South Africa | Death toll rises to 30 in building collapse

(Johannesburg) The death toll from the collapse of a building under construction a week ago in South Africa has risen to 30 deaths, and 22 people remain missing, authorities announced on Monday.


Rescuers have extracted ten new bodies from the rubble since Sunday evening, announced the municipality of George, on the south coast.

They have worked tirelessly since this five-story building under construction suddenly collapsed last Monday while 81 people, the vast majority of them workers, were on site.

The previous report, given during the day, reported 26 dead and 26 missing.

The reason for the collapse of the building, which was to have 42 apartments and had received planning permission, has not been established.

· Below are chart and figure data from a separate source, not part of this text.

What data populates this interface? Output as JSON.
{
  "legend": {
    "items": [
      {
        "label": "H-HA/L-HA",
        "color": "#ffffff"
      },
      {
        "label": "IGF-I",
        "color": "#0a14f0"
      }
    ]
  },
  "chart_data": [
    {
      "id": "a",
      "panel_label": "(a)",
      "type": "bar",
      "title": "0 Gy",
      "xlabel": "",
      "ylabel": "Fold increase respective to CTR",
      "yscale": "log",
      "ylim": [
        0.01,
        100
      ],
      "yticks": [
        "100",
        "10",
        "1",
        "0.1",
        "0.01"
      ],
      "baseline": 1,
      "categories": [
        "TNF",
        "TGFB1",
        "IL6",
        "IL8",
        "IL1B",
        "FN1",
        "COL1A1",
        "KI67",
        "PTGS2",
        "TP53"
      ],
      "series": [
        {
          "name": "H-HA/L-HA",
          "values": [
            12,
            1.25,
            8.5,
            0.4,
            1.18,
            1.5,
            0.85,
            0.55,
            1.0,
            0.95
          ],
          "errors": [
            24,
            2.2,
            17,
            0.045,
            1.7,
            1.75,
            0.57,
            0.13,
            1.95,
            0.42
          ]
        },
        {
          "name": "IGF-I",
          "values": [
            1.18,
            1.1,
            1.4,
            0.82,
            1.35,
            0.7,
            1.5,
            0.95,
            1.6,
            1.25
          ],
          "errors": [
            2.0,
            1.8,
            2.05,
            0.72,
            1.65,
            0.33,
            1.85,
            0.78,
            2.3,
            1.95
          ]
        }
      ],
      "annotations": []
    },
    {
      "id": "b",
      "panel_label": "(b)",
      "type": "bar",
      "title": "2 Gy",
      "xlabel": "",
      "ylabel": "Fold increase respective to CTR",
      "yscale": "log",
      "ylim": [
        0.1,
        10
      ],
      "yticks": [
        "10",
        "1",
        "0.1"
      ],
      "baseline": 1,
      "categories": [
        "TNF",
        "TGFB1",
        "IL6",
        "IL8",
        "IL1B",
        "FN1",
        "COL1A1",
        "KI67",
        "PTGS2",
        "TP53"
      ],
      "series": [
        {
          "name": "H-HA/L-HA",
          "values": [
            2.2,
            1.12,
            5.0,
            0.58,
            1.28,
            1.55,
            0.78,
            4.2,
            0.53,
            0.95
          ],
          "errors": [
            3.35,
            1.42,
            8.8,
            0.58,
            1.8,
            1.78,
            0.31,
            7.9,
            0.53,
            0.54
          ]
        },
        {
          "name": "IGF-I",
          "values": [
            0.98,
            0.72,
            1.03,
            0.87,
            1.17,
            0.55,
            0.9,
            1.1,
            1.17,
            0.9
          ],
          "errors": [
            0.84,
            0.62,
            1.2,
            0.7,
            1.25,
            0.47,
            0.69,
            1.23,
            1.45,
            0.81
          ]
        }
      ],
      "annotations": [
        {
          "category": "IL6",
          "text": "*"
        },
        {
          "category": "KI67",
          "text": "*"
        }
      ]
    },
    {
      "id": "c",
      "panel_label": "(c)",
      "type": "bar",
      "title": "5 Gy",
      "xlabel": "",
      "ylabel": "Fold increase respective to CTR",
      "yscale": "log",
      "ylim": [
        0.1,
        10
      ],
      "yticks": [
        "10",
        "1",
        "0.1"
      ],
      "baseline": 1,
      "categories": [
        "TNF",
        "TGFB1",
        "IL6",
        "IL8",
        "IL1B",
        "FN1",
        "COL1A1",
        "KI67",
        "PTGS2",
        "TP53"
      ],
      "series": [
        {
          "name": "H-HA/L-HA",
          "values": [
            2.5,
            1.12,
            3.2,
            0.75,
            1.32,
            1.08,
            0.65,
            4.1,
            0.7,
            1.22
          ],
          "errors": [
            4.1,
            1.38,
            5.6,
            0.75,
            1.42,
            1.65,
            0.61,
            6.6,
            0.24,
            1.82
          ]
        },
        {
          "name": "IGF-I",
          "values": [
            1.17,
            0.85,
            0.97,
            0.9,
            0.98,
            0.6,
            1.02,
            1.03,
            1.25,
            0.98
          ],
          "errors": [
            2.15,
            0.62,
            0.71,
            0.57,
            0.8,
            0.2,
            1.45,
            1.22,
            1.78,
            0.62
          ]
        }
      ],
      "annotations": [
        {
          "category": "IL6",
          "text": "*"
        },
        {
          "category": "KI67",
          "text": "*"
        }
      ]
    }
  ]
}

In total, 29 people have been pulled out alive from the rubble so far, including a man, slightly injured, extracted on Saturday after 116 hours spent under the rubble, a discovery described as “miraculous” by local authorities.

The chances of survival of those who are still missing are fading even if rescuers promise to search “every cavity” in the rubble.

The city had called for a moment of silence Monday at 2:09 p.m. (8:09 a.m. Eastern), the precise time of the building’s collapse a week earlier, to “honor the lives lost and express our collective grief and our support to the affected families.”

An investigation has been opened and the police are still trying to contact the owner of the site.

The authorities also promised Monday to “accelerate the identification” of the dead to help families begin their mourning.

Some relatives of the victims expressed their frustration over the weekend at the slowness of the identification process, which involves fingerprinting and DNA tests.

The municipality has also brought in psychologists fluent in Chewa, Portuguese and Shona—languages ​​spoken in the neighboring countries of Malawi, Mozambique and Zimbabwe—to help in its work supporting victims.

Authorities declined to comment on speculation that most of the workers there were foreigners.

South Africa, the continent’s most industrialized nation, has long attracted migrants, who often come looking for work without having the necessary papers.